Russian oligarch Roman Abramovich saved millions of euros through a scheme which falsely classified five of his superyachts as commercial vessels, an investigation has found.

The strategy devised by his network allowed the billionaire to avoid paying VAT in European countries where his boats received services like refuelling.

Private vessels are subject to the sales tax, which is typically levied at around 20% by EU members.

However, five of Abramovich’s superyachts — including The Eclipse, which was, at one stage, the world’s largest — got around the requirement between 2005 and 2012 by claiming that they were being chartered out to customers.

A joint investigation by the BBC, the Guardian and the Bureau of Investigative Journalism revealed that this did not actually happen.

The boats were leased and managed by Blue Ocean Yacht Management, a Cyprus-based company controlled by Abramovich.
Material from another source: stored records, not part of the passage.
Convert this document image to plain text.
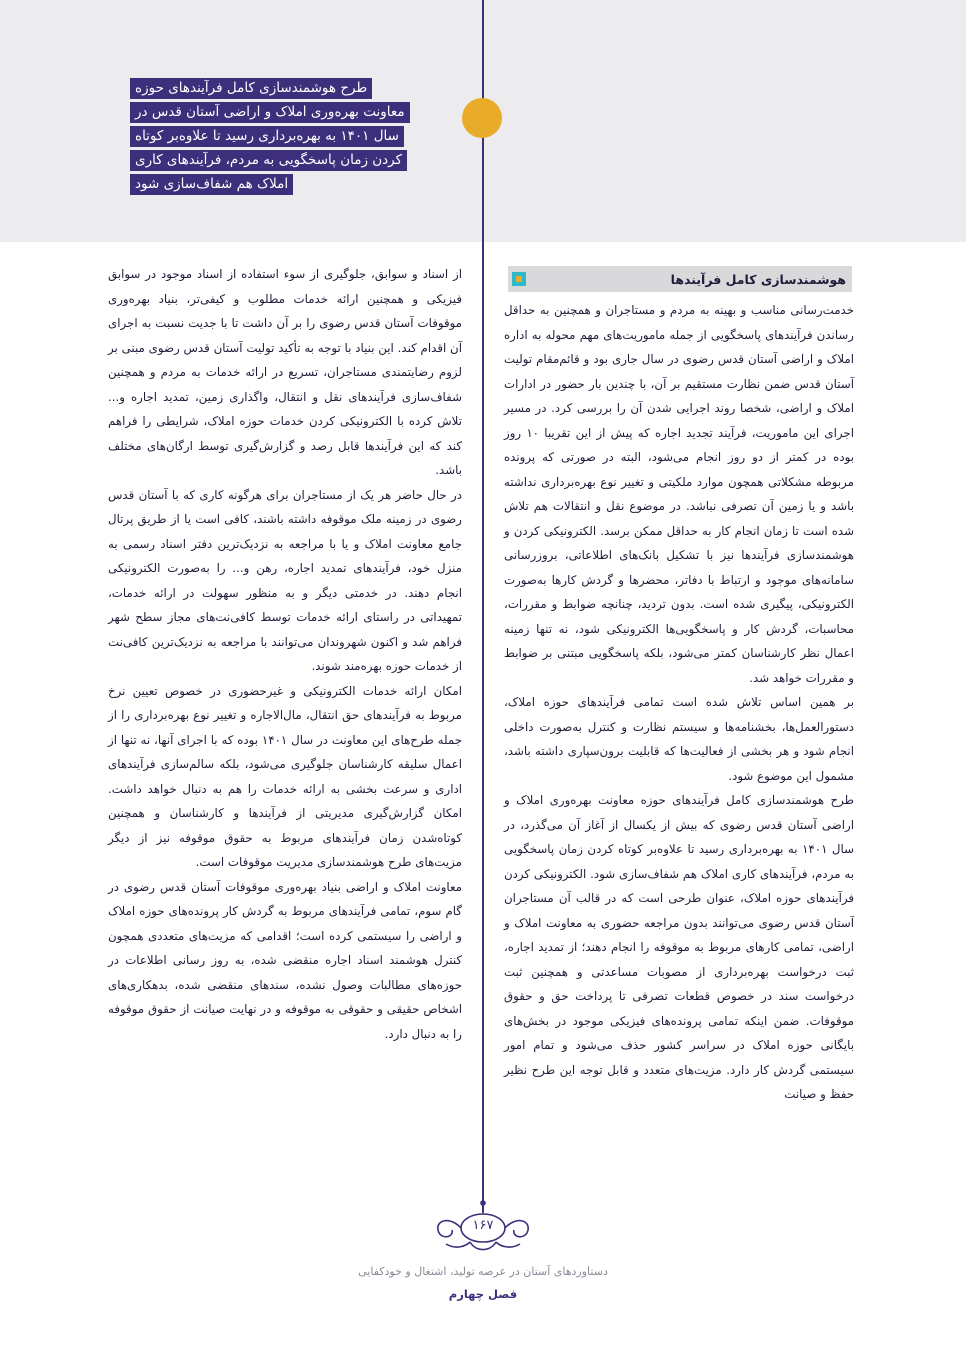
طرح هوشمندسازی کامل فرآیندهای حوزه
معاونت بهره‌وری املاک و اراضی آستان قدس در
سال ۱۴۰۱ به بهره‌برداری رسید تا علاوه‌بر کوتاه
کردن زمان پاسخگویی به مردم، فرآیندهای کاری
املاک هم شفاف‌سازی شود
هوشمندسازی کامل فرآیندها

خدمت‌رسانی مناسب و بهینه به مردم و مستاجران و همچنین به حداقل رساندن فرآیندهای پاسخگویی از جمله ماموریت‌های مهم محوله به اداره املاک و اراضی آستان قدس رضوی در سال جاری بود و قائم‌مقام تولیت آستان قدس ضمن نظارت مستقیم بر آن، با چندین بار حضور در ادارات املاک و اراضی، شخصا روند اجرایی شدن آن را بررسی کرد. در مسیر اجرای این ماموریت، فرآیند تجدید اجاره که پیش از این تقریبا ۱۰ روز بوده در کمتر از دو روز انجام می‌شود، البته در صورتی که پرونده مربوطه مشکلاتی همچون موارد ملکیتی و تغییر نوع بهره‌برداری نداشته باشد و یا زمین آن تصرفی نباشد. در موضوع نقل و انتقالات هم تلاش شده است تا زمان انجام کار به حداقل ممکن برسد. الکترونیکی کردن و هوشمندسازی فرآیندها نیز با تشکیل بانک‌های اطلاعاتی، بروزرسانی سامانه‌های موجود و ارتباط با دفاتر، محضرها و گردش کارها به‌صورت الکترونیکی، پیگیری شده است. بدون تردید، چنانچه ضوابط و مقررات، محاسبات، گردش کار و پاسخگویی‌ها الکترونیکی شود، نه تنها زمینه اعمال نظر کارشناسان کمتر می‌شود، بلکه پاسخگویی مبتنی بر ضوابط و مقررات خواهد شد.

بر همین اساس تلاش شده است تمامی فرآیندهای حوزه املاک، دستورالعمل‌ها، بخشنامه‌ها و سیستم نظارت و کنترل به‌صورت داخلی انجام شود و هر بخشی از فعالیت‌ها که قابلیت برون‌سپاری داشته باشد، مشمول این موضوع شود.

طرح هوشمندسازی کامل فرآیندهای حوزه معاونت بهره‌وری املاک و اراضی آستان قدس رضوی که بیش از یکسال از آغاز آن می‌گذرد، در سال ۱۴۰۱ به بهره‌برداری رسید تا علاوه‌بر کوتاه کردن زمان پاسخگویی به مردم، فرآیندهای کاری املاک هم شفاف‌سازی شود. الکترونیکی کردن فرآیندهای حوزه املاک، عنوان طرحی است که در قالب آن مستاجران آستان قدس رضوی می‌توانند بدون مراجعه حضوری به معاونت املاک و اراضی، تمامی کارهای مربوط به موقوفه را انجام دهند؛ از تمدید اجاره، ثبت درخواست بهره‌برداری از مصوبات مساعدتی و همچنین ثبت درخواست سند در خصوص قطعات تصرفی تا پرداخت حق و حقوق موقوفات. ضمن اینکه تمامی پرونده‌های فیزیکی موجود در بخش‌های بایگانی حوزه املاک در سراسر کشور حذف می‌شود و تمام امور سیستمی گردش کار دارد. مزیت‌های متعدد و قابل توجه این طرح نظیر حفظ و صیانت

از اسناد و سوابق، جلوگیری از سوء استفاده از اسناد موجود در سوابق فیزیکی و همچنین ارائه خدمات مطلوب و کیفی‌تر، بنیاد بهره‌وری موقوفات آستان قدس رضوی را بر آن داشت تا با جدیت نسبت به اجرای آن اقدام کند. این بنیاد با توجه به تأکید تولیت آستان قدس رضوی مبنی بر لزوم رضایتمندی مستاجران، تسریع در ارائه خدمات به مردم و همچنین شفاف‌سازی فرآیندهای نقل و انتقال، واگذاری زمین، تمدید اجاره و... تلاش کرده با الکترونیکی کردن خدمات حوزه املاک، شرایطی را فراهم کند که این فرآیندها قابل رصد و گزارش‌گیری توسط ارگان‌های مختلف باشد.

در حال حاضر هر یک از مستاجران برای هرگونه کاری که با آستان قدس رضوی در زمینه ملک موقوفه داشته باشند، کافی است یا از طریق پرتال جامع معاونت املاک و یا با مراجعه به نزدیک‌ترین دفتر اسناد رسمی به منزل خود، فرآیندهای تمدید اجاره، رهن و... را به‌صورت الکترونیکی انجام دهند. در خدمتی دیگر و به منظور سهولت در ارائه خدمات، تمهیداتی در راستای ارائه خدمات توسط کافی‌نت‌های مجاز سطح شهر فراهم شد و اکنون شهروندان می‌توانند با مراجعه به نزدیک‌ترین کافی‌نت از خدمات حوزه بهره‌مند شوند.

امکان ارائه خدمات الکترونیکی و غیرحضوری در خصوص تعیین نرخ مربوط به فرآیندهای حق انتقال، مال‌الاجاره و تغییر نوع بهره‌برداری را از جمله طرح‌های این معاونت در سال ۱۴۰۱ بوده که با اجرای آنها، نه تنها از اعمال سلیقه کارشناسان جلوگیری می‌شود، بلکه سالم‌سازی فرآیندهای اداری و سرعت بخشی به ارائه خدمات را هم به دنبال خواهد داشت. امکان گزارش‌گیری مدیریتی از فرآیندها و کارشناسان و همچنین کوتاه‌شدن زمان فرآیندهای مربوط به حقوق موقوفه نیز از دیگر مزیت‌های طرح هوشمندسازی مدیریت موقوفات است.

معاونت املاک و اراضی بنیاد بهره‌وری موقوفات آستان قدس رضوی در گام سوم، تمامی فرآیندهای مربوط به گردش کار پرونده‌های حوزه املاک و اراضی را سیستمی کرده است؛ اقدامی که مزیت‌های متعددی همچون کنترل هوشمند اسناد اجاره منقضی شده، به روز رسانی اطلاعات در حوزه‌های مطالبات وصول نشده، سندهای منقضی شده، بدهکاری‌های اشخاص حقیقی و حقوقی به موقوفه و در نهایت صیانت از حقوق موقوفه را به دنبال دارد.

۱۶۷
دستاوردهای آستان در عرصه تولید، اشتغال و خودکفایی
فصل چهارم
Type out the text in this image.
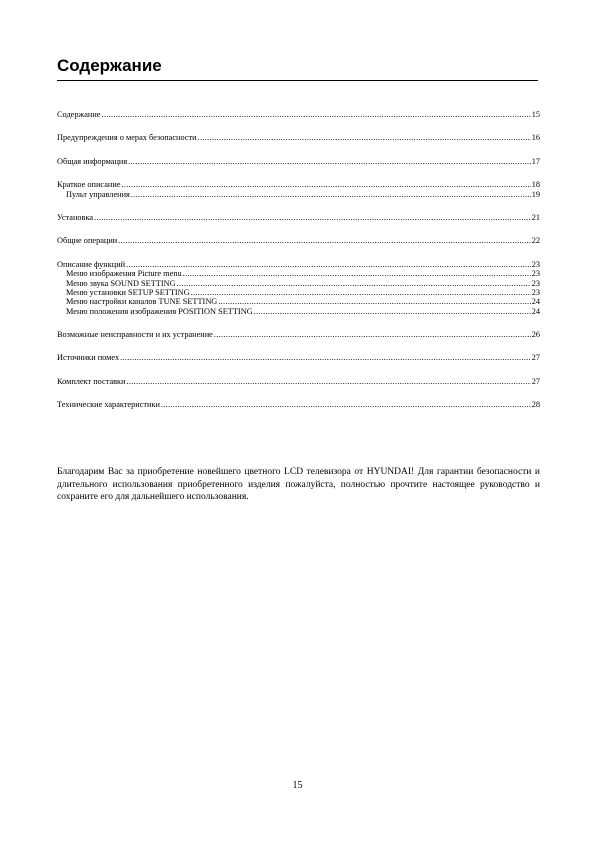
Содержание
Содержание .....	15
Предупреждения о мерах безопасности .....	16
Общая информация .....	17
Краткое описание .....	18
Пульт управления .....	19
Установка .....	21
Общие операции .....	22
Описание функций .....	23
Меню изображения Picture menu .....	23
Меню звука SOUND SETTING .....	23
Меню установки SETUP SETTING .....	23
Меню настройки каналов TUNE SETTING .....	24
Меню положения изображения POSITION SETTING .....	24
Возможные неисправности и их устранение .....	26
Источники помех .....	27
Комплект поставки .....	27
Технические характеристики .....	28

Благодарим Вас за приобретение новейшего цветного LCD телевизора от HYUNDAI! Для гарантии безопасности и длительного использования приобретенного изделия пожалуйста, полностью прочтите настоящее руководство и сохраните его для дальнейшего использования.

15
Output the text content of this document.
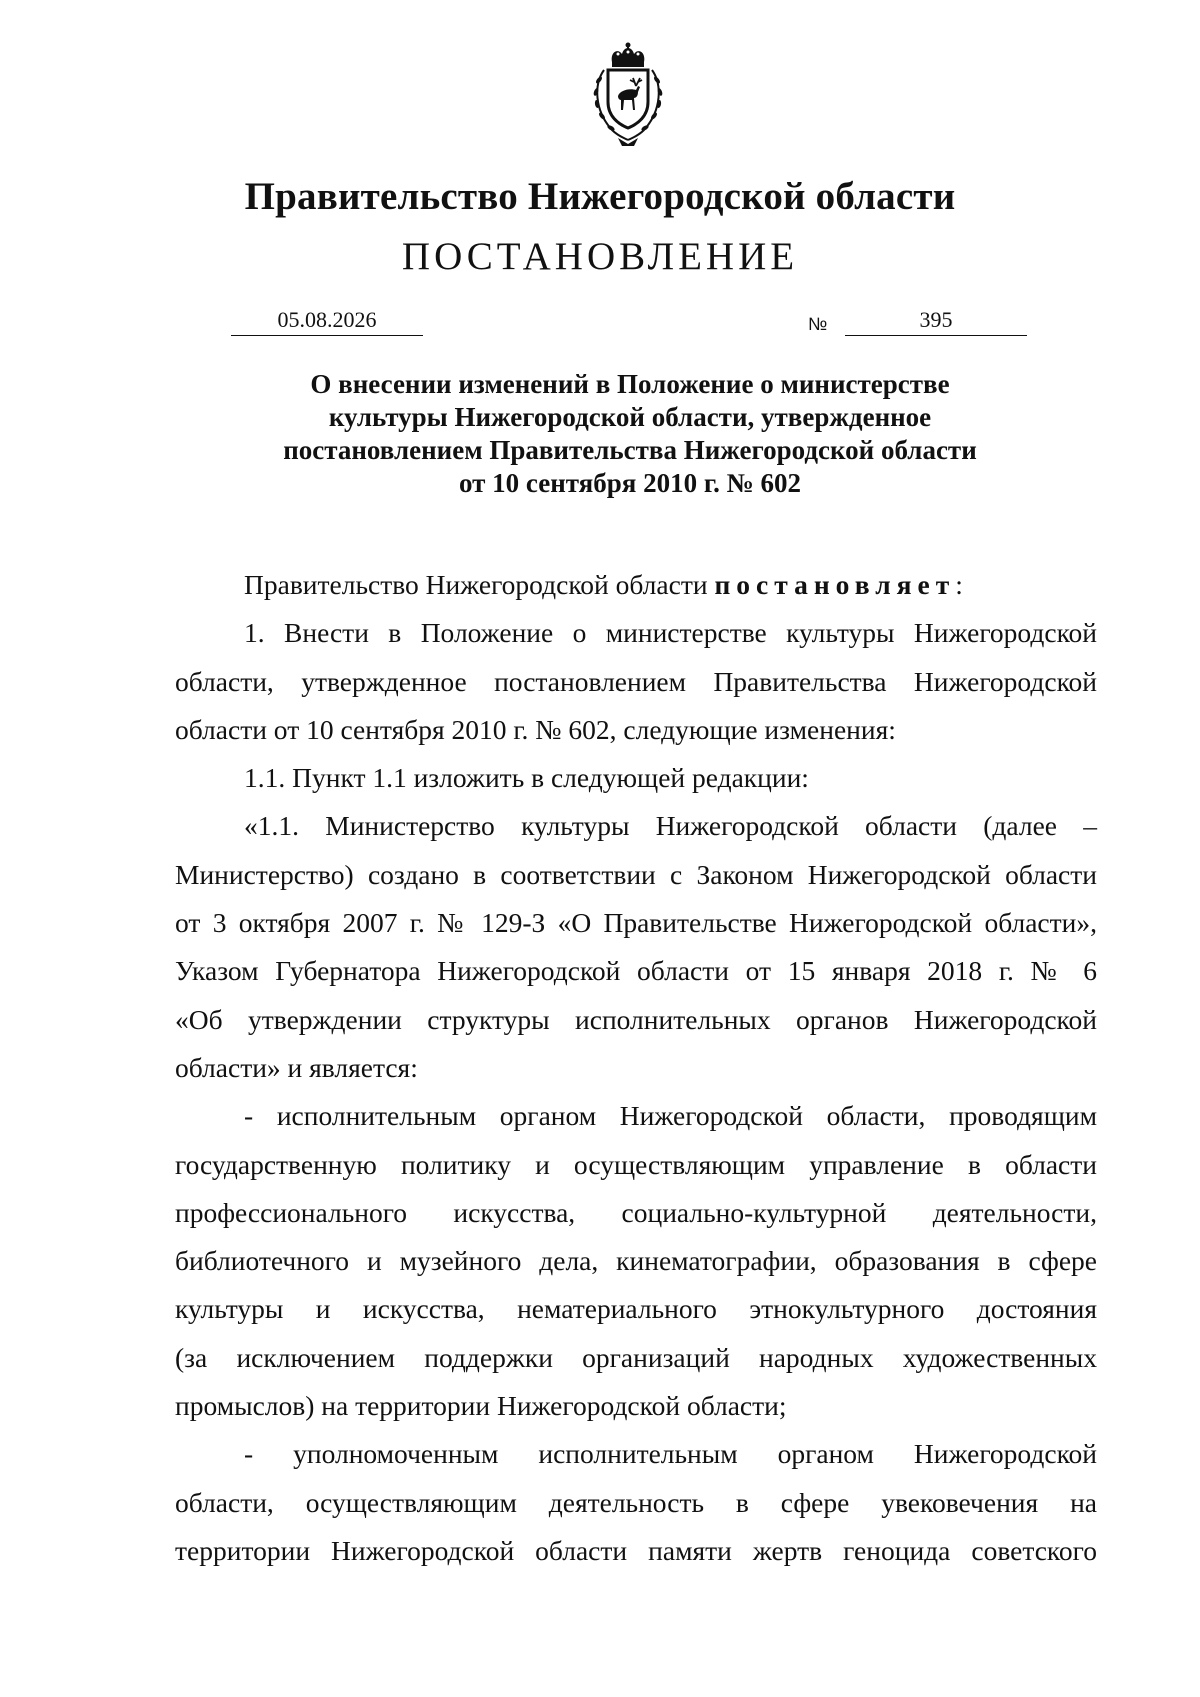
Правительство Нижегородской области
ПОСТАНОВЛЕНИЕ
05.08.2026	№	395
О внесении изменений в Положение о министерстве
культуры Нижегородской области, утвержденное
постановлением Правительства Нижегородской области
от 10 сентября 2010 г. № 602

Правительство Нижегородской области постановляет:

1. Внести в Положение о министерстве культуры Нижегородской
области, утвержденное постановлением Правительства Нижегородской
области от 10 сентября 2010 г. № 602, следующие изменения:
1.1. Пункт 1.1 изложить в следующей редакции:
«1.1. Министерство культуры Нижегородской области (далее –
Министерство) создано в соответствии с Законом Нижегородской области
от 3 октября 2007 г. № 129-З «О Правительстве Нижегородской области»,
Указом Губернатора Нижегородской области от 15 января 2018 г. № 6
«Об утверждении структуры исполнительных органов Нижегородской
области» и является:
- исполнительным органом Нижегородской области, проводящим
государственную политику и осуществляющим управление в области
профессионального искусства, социально-культурной деятельности,
библиотечного и музейного дела, кинематографии, образования в сфере
культуры и искусства, нематериального этнокультурного достояния
(за исключением поддержки организаций народных художественных
промыслов) на территории Нижегородской области;
- уполномоченным исполнительным органом Нижегородской
области, осуществляющим деятельность в сфере увековечения на
территории Нижегородской области памяти жертв геноцида советского
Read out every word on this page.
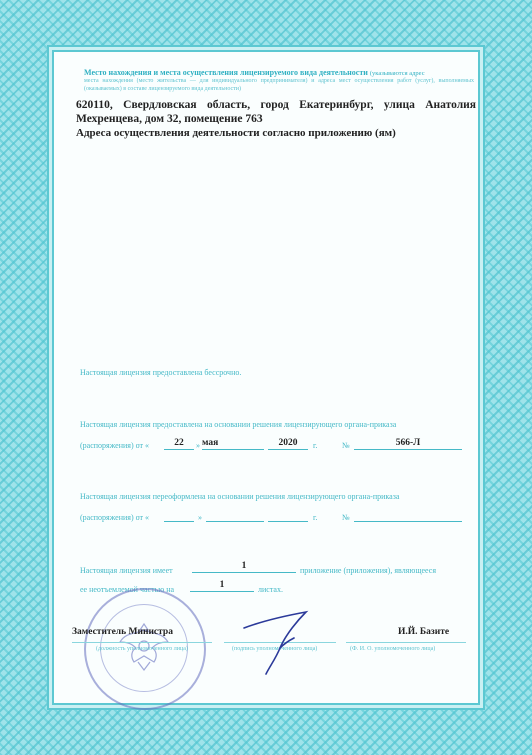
Место нахождения и места осуществления лицензируемого вида деятельности (указываются адрес
места нахождения (место жительства — для индивидуального предпринимателя) и адреса мест осуществления работ (услуг), выполняемых (оказываемых) в составе лицензируемого вида деятельности)
620110, Свердловская область, город Екатеринбург, улица Анатолия Мехренцева, дом 32, помещение 763
Адреса осуществления деятельности согласно приложению (ям)
Настоящая лицензия предоставлена бессрочно.
Настоящая лицензия предоставлена на основании решения лицензирующего органа-приказа
(распоряжения) от «	22	» мая	2020	г.	№	566-Л
Настоящая лицензия переоформлена на основании решения лицензирующего органа-приказа
(распоряжения) от «	»	г.	№
Настоящая лицензия имеет	1	приложение (приложения), являющееся
ее неотъемлемой частью на	1	листах.
Заместитель Министра
(должность уполномоченного лица)	(подпись уполномоченного лица)	(Ф. И. О. уполномоченного лица)
И.Й. Базите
This firm then rented them out to “customers”.

Leaked files from Cyprus show that all the clients were British Virgin Islands-registered companies owned by Abramovich himself.

In a statement, the Russian billionaire’s lawyers said he had always sought and acted in accordance with expert tax and legal advice.

They added that their client was unaware of the scheme and denied personal responsibility.

The arrangement was laid out explicitly in an email sent in 2005 by Blue Ocean director Jonathan Holloway, who recently told the BBC that he could not be expected to remember the “individual circumstances of every vessel I have ever managed”.

In the memo, Holloway wrote: “We want to avoid paying VAT on the purchase price of the yachts and where possible to avoid paying VAT on goods and services provided to the yachts.

“Our structure must as clearly as possible separate the different parties so that an investigator checking on our operation would see it as a legitimate structure. But we all have to recognise that a determined investigator could eventually discover this is an in-house structure with the possible consequences that would entail.”

European authorities had taken action against Blue Ocean in the past, but they did not seem fully aware of the yacht scheme.

In 2015, prosecutors in the Italian port of Trieste tried to recoup €500,000 from Blue Ocean in allegedly unpaid refuelling duties.

The case was dropped after Abramovich’s associates claimed its yachts were being used for commercial purposes.

In 2012, authorities in Cyprus disputed the firm’s claim to VAT exemption, arguing that it owed more than €14m in unpaid tax between December 2005 and August 2010.

Lawyers for the company contested this, but the Cypriot supreme court dismissed their appeal last March. Four months later, Blue Ocean was dissolved.